Waiting in line for 30 minutes didn't keep the children in a good mood. I did all I could to keep them distracted. When I placed Amie on the stool she smiled and giggled and was very good. When I placed Jamie on the stool he began to cry. He wanted down. He didn't like the lights.
I took his face in my hand and said, "This will only last a few minutes. Just one cartoon long. There will be no toy if you don't sit still and smile." He snuffed. I wiped his face. But the moment he looked at the camera he cried. I told the photographer to give me another second. I checked to see if he was hungry. If he was thirsty. If he needed to go to the bathroom. I talked to him about why he was crying. Was he scared? Nothing worked. When the camera came into view, he cried.

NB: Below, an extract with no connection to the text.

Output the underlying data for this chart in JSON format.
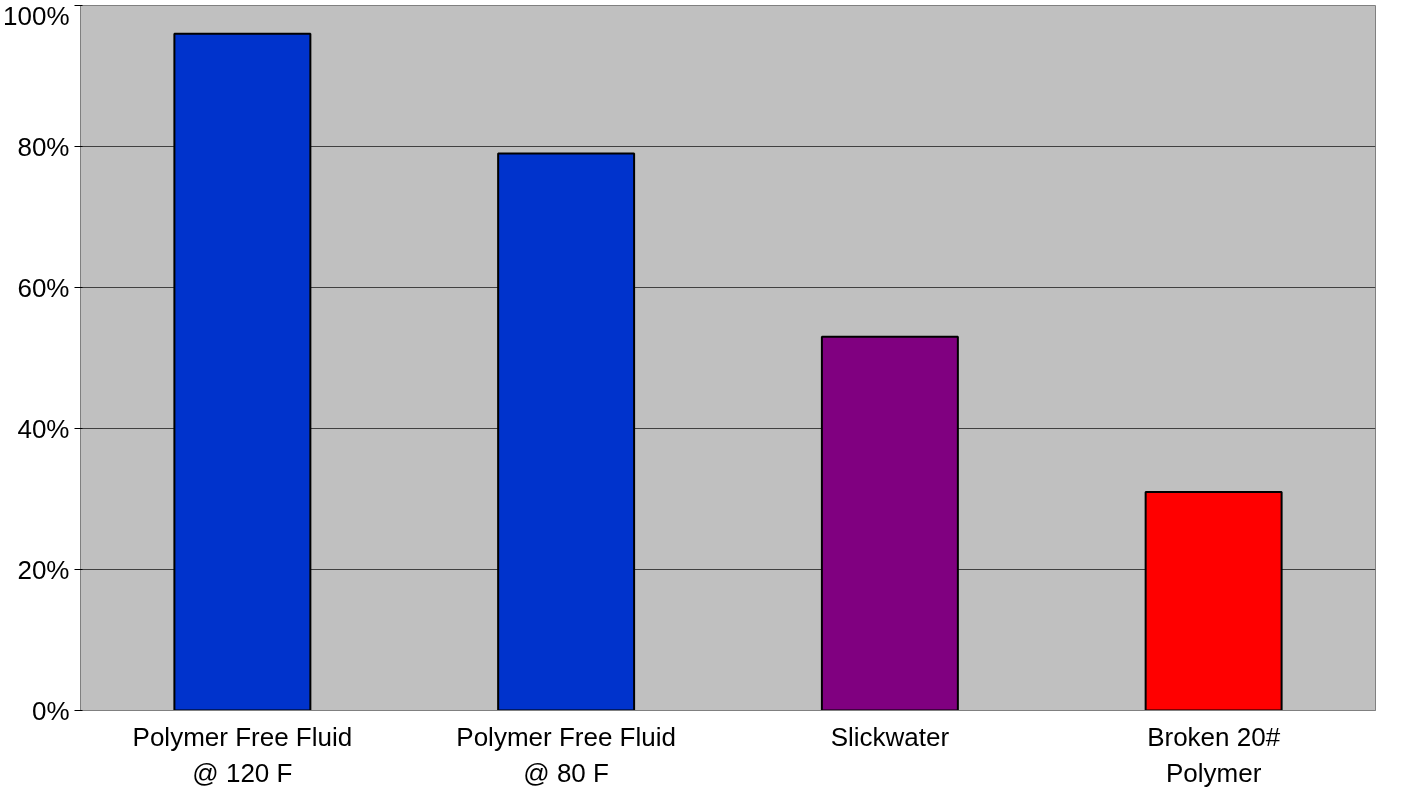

Spanking for this situation would be totally wrong. Never spank when there is a goal in view (the toy) that can simply be taken away. And never spank for a situation that the child will need to feel good about later on. Jamie would face many picture taking situations the rest of his life.
He tried hard and we did get pictures, but it was obvious in the pictures that he had been crying and that he was unhappy. There never was a smile. It was all over with in about 10 minutes. But I was left with a problem. The requirement for a toy was to smile. He didn't. Now what was I to do?
We went to the toy aisle and Amie picked out a Barbie microphone. She was singing all over the store. As I walked away from the toys Jamie began to whimper. I explained the rule, but he just looked at Amie with her toy and cried. I felt horrible. If I bought him a toy I not only was going back on what I said, but I was deflating Amie's achievement. Time to call in the reinforcements. I called Dad. After explaining my dilemma, he said:
"Debbie, if you buy a toy for Jamie what will happen the next time you put requirements on something you want him to do. It would be a lot easier to buy him something and not have to face this problem now. Just walk away. Don't think about the future. But next time you require Jamie to perform in order to receive praise, he's not going to believe you. You will spend the next 10 years or more trying to convince him that you mean what you say. But if you walk away now and endure the pain of this situation, he will always know that if mom says something - she will follow through. It's a matter of building trust."
I walked out of the store feeling just as horrible as Jamie did. I watched him in the rear view mirror crying and looking sad while Amie played with her toy. When we got home I cuddled him and told him how hard it was for me not to buy him a toy. I told him how much it hurt to see him sad. I explained that someday he would be big just like me and some employer would ask him to do something and if he didn't he might lose his job. Someday he would have a family and they would need him to be faithful or to work hard. Someday he would be glad that he learned this lesson. We need to follow every requirement in order to gain the prize.
As an adult, Jamie is the most dedicated person I know. He gives his customers more than most businesses and he treats everyone around him with respect. Jamie is an honorable man and works hard not to let people down. He goes way beyond what most people would do for family and friends and has been known to stay up until 4 and 5 in the morning just to be sure and meet a deadline. Was that because I swatted him at two or maybe because once upon a time he learned that you don't get the prize if you don't do the work?
And guess what he became? A photographer. And guess what more people at weddings compliment him on? The fact that he is understanding with children and can get them to smile for pictures. Hummmm..... http://www.jamiejansenphoto.com/
Don't just spank your children - train them for the future.